Много лет назад, тем самым зимним днем 1947 года, она еще из прихожей услышала мужской голос, столь непривычный в квартире тети Маши. Впрочем, она говорила «тетя Маша» только про себя: Мария Михайловна настаивала, чтобы племянница обращалась к ней по имени-отчеству, хотя та всегда звала ее «тетя Маша», ну, раньше, когда до войны они приходили сюда, в этот странный богатый дом, в чудесную отдельную квартиру с двумя комнатами и кухней. Здесь было просторно, как во дворце, и, как во дворце, здесь жила своя принцесса: голубоглазая, светловолосая Оленька, красавица в черных лакированных туфельках и шелковых платьях – нереальных, почти кукольных. Таким же кукольным было и Оленькино лицо: тонкие черты, фарфоровая белизна, легкий, словно нарисованный румянец и губки, с самого раннего детства сложенные в капризную гримаску, которая только иногда уступала место мимолетной игривой улыбке, пробегавшей, точно случайная рябь по застывшей воде дачного пруда. Оленькина улыбка была очаровательна и внезапна, и потому каждый раз она не сводила глаз с двоюродной сестры в надежде поймать миг, когда кукольное лицо озарится этим проблеском счастья – невозможного, почти недостижимого.

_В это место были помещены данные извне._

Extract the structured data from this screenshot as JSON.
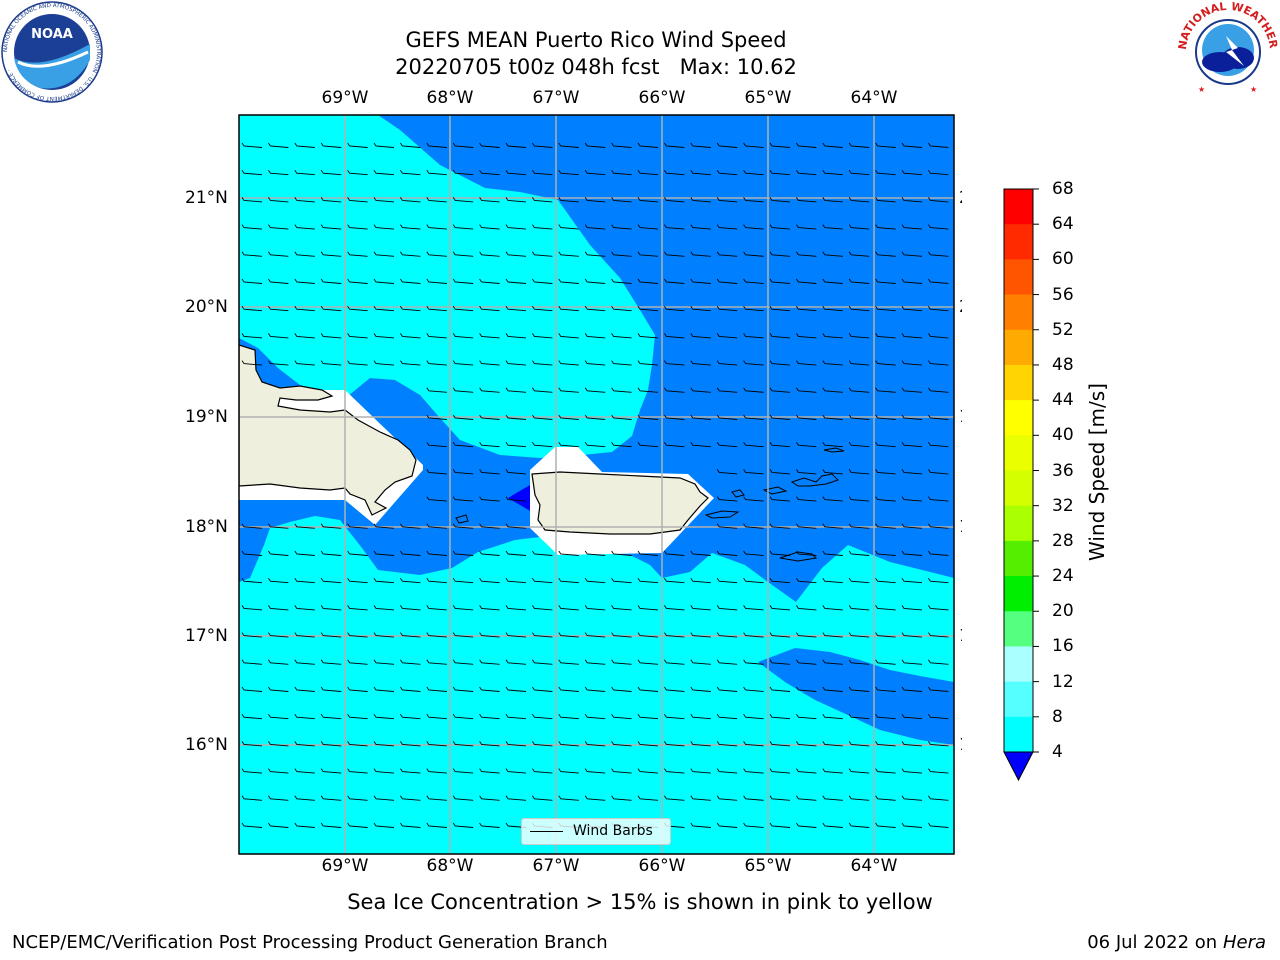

Но была ли Оленька счастлива?
В том давнем довоенном мире она жила образцовой советской жизнью девочки из привилегированной семьи, не знавшей не только нищеты и голода, но даже бытовой тоски коммуналок: через два года после того, как она появилась на свет в роддоме имени Грауэрмана, ее отец, Аркадий Дубровин, ответственный работник Наркомтяжпрома, получил отдельную квартиру в недавно построенном для офицеров академии Фрунзе поселке Усачевка. Это, конечно, была глухая московская окраина, но Оленькина мама – тетя Маша, Мария Михайловна – все равно чувствовала, что ей несказанно повезло, и то и дело, как заклинание, повторяла дочери: «Видишь, какие мы счастливые!»
Оленька в ответ складывала губки в то, что казалось капризной гримаской, – ведь только этим она и могла скрыть смутную тревогу, почти с самого рождения поселившуюся в ее душе. По ночам, засыпая в своей детской, – немыслимая по тем временам роскошь! – Оленька покрепче зажмуривалась, чтобы не видеть, как наползают из углов темные тени, как колышутся туманным занавесом между кроватью и окном, сгущаются призрачной фигурой на сундуке.
Откуда взялся этот страх, эта тревога? Зимой мама читала Оленьке книжки и водила в кино, весной папа ходил с ними в Парк культуры, летом отвозил к морю, в Крым. На Первое мая он сажал Оленьку на плечи, светлое платье плыло над толпой, и девочке казалось, что она и сама парит высоко в небе над головами демонстрантов, рядом с лозунгами и облаками, – она старалась улыбаться, как дети на плакатах, но от высоты кружилась голова и сосало под ложечкой.